43,488 Aufrufe โ€ข vor 2 Jahren

Mungkin tagar paling tepat yang harus digaungkan adalah #IndonesiaReset0. Sebab kondisi saat ini benar-benar kritis, indeks harga saham Indonesia anjlok, sektor riel stagnan, UMKM nyaris kolaps, nilai mata uang terus merosot, daya beli ditingkat masyarakat paling bawah melorot..!!. Ini sudah lampu merah, sinyal yang terbaca adalah kondisi gelap gulita. Masyarakat dan kepala-kepala daerah diberbagai wilayah mulai merasa resah dan gelisah dengan situasi keprihatinan ekonomi dan politik negara.
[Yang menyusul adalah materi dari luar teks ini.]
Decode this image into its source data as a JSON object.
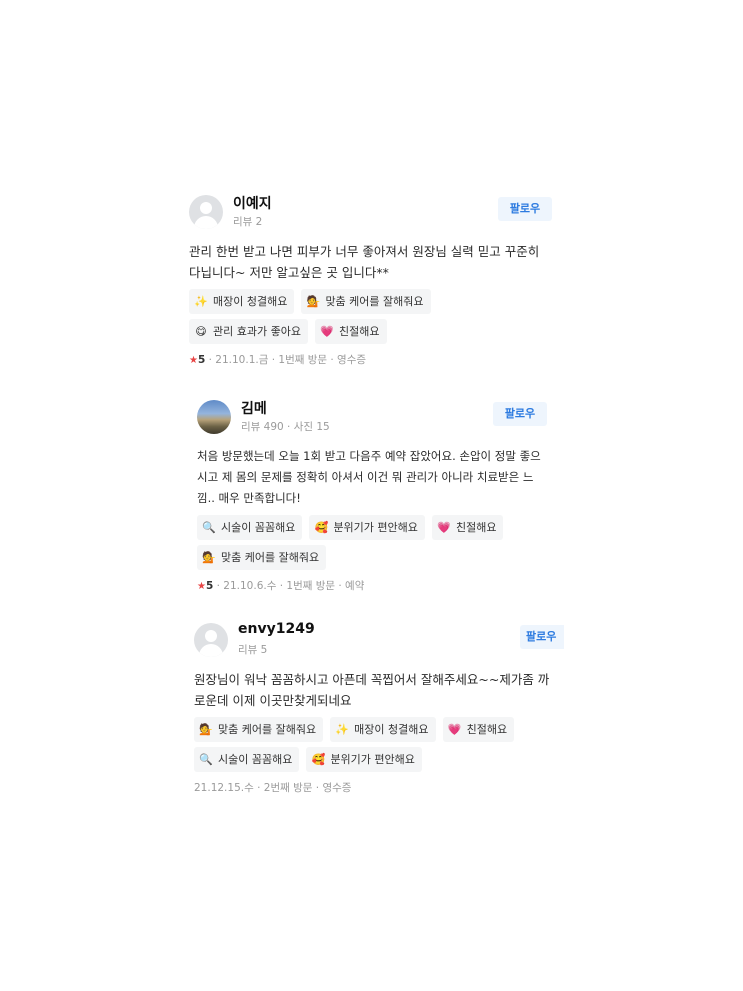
{
  "follow_label": "팔로우",
  "reviews": [
    {
      "name": "이예지",
      "meta": "리뷰 2",
      "body": "관리 한번 받고 나면 피부가 너무 좋아져서 원장님 실력 믿고 꾸준히 다닙니다~ 저만 알고싶은 곳 입니다**",
      "tags": [
        {
          "emoji": "✨",
          "label": "매장이 청결해요"
        },
        {
          "emoji": "💁",
          "label": "맞춤 케어를 잘해줘요"
        },
        {
          "emoji": "😋",
          "label": "관리 효과가 좋아요"
        },
        {
          "emoji": "💗",
          "label": "친절해요"
        }
      ],
      "rating": "5",
      "foot": "· 21.10.1.금 · 1번째 방문 · 영수증"
    },
    {
      "name": "김메",
      "meta": "리뷰 490 · 사진 15",
      "body": "처음 방문했는데 오늘 1회 받고 다음주 예약 잡았어요. 손압이 정말 좋으시고 제 몸의 문제를 정확히 아셔서 이건 뭐 관리가 아니라 치료받은 느낌.. 매우 만족합니다!",
      "tags": [
        {
          "emoji": "🔍",
          "label": "시술이 꼼꼼해요"
        },
        {
          "emoji": "🥰",
          "label": "분위기가 편안해요"
        },
        {
          "emoji": "💗",
          "label": "친절해요"
        },
        {
          "emoji": "💁",
          "label": "맞춤 케어를 잘해줘요"
        }
      ],
      "rating": "5",
      "foot": "· 21.10.6.수 · 1번째 방문 · 예약"
    },
    {
      "name": "envy1249",
      "meta": "리뷰 5",
      "body": "원장님이 워낙 꼼꼼하시고 아픈데 꼭찝어서 잘해주세요~~제가좀 까로운데 이제 이곳만찾게되네요",
      "tags": [
        {
          "emoji": "💁",
          "label": "맞춤 케어를 잘해줘요"
        },
        {
          "emoji": "✨",
          "label": "매장이 청결해요"
        },
        {
          "emoji": "💗",
          "label": "친절해요"
        },
        {
          "emoji": "🔍",
          "label": "시술이 꼼꼼해요"
        },
        {
          "emoji": "🥰",
          "label": "분위기가 편안해요"
        }
      ],
      "foot": "21.12.15.수 · 2번째 방문 · 영수증"
    }
  ]
}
Sebenarnya, berbagai elemen masyarakat baik di pusat maupun di daerah, mulanya hampir merata menyatakan bahwa mereka masih optimis dan menaruh harapan besar pada Pemerintahan Prabowo Subianto, bahwa ia mampu memperbaiki krisis nasional yang melanda Indonesia pasca Jokowi lengser. Hanya saja, berikutnya mereka menjadi pesimis ketika Jokowi, kroni dan Nepotisme Dinasti Kekuasaannya masih diberi ruang dalam sirkel pemerintahan Prabowo. Tak ada satupun daerah yang menyatakan membenci, apalagi menentang pemerintahan Prabowo, mereka semua mendukung 100% pemerintahan Prabowo, tapi persoalan yang menjadi kegelisahan, kecemasan serta selalu meruntuhkan kepercayaan mereka di daerah-daerah adalah ketika Prabowo belum juga menunjukan sikap netralitasnya pada tegaknya supremasi hukum atas 10 tahun kekacauan tata kelola pemerintahan selama Jokowi berkuasa. Bahkan untuk persoalan hukum yang paling dasar seperti polemik keabsahan dan legalitas Ijazah Jokowi pun Prabowo belum memberikan sinyal dukungan pada instrumen penegakan hukum agar kebenaran yang hakiki diungkap sejujur-jujurnya. Itu saja persoalan utamanya yg paling mendasar, karena begitu supremasi hukum terhadap pertanggung jawaban tata kelola pemerintahan Rezim Jokowi dituntaskan, maka apapun yang diminta Presiden Prabowo bagi bangsa dan negara, rakyat dengan sepenuh jiwa raga memenuhi seruannya. Saat ini sektor ekonomi, bisnis dan investasi telah merespon dengan amat buruk semester pertama Pemerintahan Prabowo, kini sektor politik nasional pun sudah mulai ikut terguncang. Semoga saja Presiden Prabowo cepat tanggap dalam menyikapi persoalan bangsa dan negara ini dengan tindakan yang tepat, yakni Menghapus Trauma Rakyat Dari Bayang-Bayang Jokowidodo.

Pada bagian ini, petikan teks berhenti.